Botte alla compagna – I Carabinieri di Rebbio hanno arrestato in flagranza di reato, per “maltrattamenti in famiglia”, un 56enne, disoccupato, originario della provincia di Varese. L’uomo, per l’ennesima volta, al culmine di un litigio nato per futili motivi, aveva ripetutamente percosso la compagna. Episodio avvenuto a Lipomo dove i due abitano da tempo. Solo grazie all’immediato intervento dei Carabinieri, allertati dalla donna tramite 112, si è riusciti a evitare conseguenze più gravi per la povera vittima, la quale, in evidente stato di shock, è stata trasportata  all’ospedale Sant’Anna dove i medici le hanno riscontrato una ferita alla regione occipitale della testa, poi giudicata guaribile in 15 giorni. Nella circostanza, la donna, tra le lacrime, ha confidato ai militari operanti di essere da tempo vittima delle angherie e di ripetuti episodi di violenza da parte del compagno, rivelando un’esperienza di continue condotte minacciose, umilianti, vessatorie e violente tra le mura domestiche, mai denunciate alle Autorità per paura di più gravi ritorsioni.
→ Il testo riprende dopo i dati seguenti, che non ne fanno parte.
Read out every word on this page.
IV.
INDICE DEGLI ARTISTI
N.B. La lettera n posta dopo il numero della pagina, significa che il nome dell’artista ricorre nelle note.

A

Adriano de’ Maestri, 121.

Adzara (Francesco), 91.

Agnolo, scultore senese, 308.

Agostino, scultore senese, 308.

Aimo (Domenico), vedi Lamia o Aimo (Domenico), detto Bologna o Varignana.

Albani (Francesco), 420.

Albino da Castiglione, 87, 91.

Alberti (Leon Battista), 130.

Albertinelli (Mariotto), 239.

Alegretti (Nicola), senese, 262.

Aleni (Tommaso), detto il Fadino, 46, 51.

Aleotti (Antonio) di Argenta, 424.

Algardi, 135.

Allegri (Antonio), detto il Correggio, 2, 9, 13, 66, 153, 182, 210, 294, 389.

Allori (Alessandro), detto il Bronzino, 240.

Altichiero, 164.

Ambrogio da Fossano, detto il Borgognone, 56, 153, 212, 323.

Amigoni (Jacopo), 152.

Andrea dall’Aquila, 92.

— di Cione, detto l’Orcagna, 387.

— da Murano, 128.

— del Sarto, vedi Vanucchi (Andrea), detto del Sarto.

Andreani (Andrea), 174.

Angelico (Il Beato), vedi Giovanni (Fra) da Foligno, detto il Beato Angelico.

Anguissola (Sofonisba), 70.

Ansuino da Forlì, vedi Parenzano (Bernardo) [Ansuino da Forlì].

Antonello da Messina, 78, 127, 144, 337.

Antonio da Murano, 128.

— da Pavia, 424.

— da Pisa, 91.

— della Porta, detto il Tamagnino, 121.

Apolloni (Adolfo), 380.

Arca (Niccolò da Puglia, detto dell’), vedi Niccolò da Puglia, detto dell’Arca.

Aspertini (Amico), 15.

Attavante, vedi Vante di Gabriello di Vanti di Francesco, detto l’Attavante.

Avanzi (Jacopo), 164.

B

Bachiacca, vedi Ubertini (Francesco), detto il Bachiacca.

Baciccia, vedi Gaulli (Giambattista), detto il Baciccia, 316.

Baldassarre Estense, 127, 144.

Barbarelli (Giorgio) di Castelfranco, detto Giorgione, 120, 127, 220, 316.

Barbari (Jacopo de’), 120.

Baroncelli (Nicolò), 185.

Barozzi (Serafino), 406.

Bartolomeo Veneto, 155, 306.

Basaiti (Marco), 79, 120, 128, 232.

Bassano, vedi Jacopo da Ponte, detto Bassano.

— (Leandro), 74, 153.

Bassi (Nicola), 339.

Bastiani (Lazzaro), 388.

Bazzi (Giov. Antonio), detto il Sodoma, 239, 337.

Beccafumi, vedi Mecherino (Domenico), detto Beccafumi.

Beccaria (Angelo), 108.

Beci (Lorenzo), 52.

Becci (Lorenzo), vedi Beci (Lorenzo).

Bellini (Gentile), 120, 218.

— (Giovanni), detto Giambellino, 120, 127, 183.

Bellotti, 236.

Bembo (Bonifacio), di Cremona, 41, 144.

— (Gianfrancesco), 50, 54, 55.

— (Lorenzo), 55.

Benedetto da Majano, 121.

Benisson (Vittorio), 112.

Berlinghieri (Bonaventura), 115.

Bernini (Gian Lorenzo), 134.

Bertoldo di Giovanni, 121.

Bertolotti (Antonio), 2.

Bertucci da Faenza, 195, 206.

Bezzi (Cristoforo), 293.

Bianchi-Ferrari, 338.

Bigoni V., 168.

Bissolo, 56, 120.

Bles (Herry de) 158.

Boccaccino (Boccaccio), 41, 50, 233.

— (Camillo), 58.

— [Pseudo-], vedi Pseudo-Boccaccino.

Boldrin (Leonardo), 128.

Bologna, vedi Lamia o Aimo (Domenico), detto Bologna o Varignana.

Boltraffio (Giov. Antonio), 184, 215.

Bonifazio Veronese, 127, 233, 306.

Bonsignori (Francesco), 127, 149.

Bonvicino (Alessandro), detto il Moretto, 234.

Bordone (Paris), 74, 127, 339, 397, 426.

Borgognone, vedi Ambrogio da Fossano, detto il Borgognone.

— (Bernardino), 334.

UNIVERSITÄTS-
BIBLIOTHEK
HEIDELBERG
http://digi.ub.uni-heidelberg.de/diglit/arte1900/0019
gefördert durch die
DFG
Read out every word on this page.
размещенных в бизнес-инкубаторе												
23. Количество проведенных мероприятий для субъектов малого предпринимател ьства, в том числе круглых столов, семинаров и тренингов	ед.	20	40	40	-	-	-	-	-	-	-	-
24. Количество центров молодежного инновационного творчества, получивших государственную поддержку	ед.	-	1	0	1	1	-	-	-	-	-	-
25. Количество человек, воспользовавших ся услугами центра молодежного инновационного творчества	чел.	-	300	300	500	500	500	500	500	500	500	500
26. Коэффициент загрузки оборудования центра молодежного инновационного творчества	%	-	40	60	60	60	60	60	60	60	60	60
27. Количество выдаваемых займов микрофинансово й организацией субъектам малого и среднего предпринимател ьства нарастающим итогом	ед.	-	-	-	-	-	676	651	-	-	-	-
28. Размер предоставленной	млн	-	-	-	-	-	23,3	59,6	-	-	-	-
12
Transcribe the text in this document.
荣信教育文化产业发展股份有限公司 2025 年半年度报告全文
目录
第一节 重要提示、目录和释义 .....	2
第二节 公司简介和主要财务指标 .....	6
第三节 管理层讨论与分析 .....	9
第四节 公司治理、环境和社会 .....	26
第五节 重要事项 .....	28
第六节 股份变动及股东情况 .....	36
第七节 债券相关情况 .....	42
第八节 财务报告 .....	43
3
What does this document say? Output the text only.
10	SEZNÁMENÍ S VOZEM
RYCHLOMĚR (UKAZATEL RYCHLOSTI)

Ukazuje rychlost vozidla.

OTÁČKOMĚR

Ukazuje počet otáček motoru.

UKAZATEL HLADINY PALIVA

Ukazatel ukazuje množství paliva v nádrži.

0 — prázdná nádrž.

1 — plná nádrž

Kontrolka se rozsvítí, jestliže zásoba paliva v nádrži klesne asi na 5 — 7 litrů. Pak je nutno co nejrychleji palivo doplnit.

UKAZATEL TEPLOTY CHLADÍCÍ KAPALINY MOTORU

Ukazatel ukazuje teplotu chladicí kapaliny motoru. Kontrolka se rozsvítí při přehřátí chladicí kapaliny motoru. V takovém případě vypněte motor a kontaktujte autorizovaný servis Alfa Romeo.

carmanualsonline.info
Il protagonsita è statoportato ora presso la Casa Circondariale di Como.

al bassone

COSA DICE LA LEGGE A TUTELA DELLE VITTIME DI ABUSI DOMESTICI

Importanti, in tale ottica, sono state le modifiche introdotte dalla Legge 15 ottobre 2013, n. 119 in materia di sicurezza e per il contrasto della violenza di genere”, che hanno fornito un aiuto al sistema di protezione alle donne prevedendo, al di là dell’inasprimento delle pene di 1/3 [se alla violenza assiste un minore e/o se la vittima è in stato di gravidanza e/o se la violenza è commessa dal coniuge (anche se separato) e dal compagno (anche se non convivente)], l’“arresto obbligatorio” in caso di flagranza per reati di maltrattamento familiare e “stalking”, l’“allontanamento del coniuge violento dalla casa familiare” (che potrà essere controllato attraverso il braccialetto elettronico), l’“irrevocabilità” della querela per violenza e maltrattamenti (sottraendo, di fatto, la vittima dal rischio di una nuova intimidazione tendente a fargliela ritirare) e il “patrocinio legale gratuito” per le vittime che non si possono permettere un avvocato.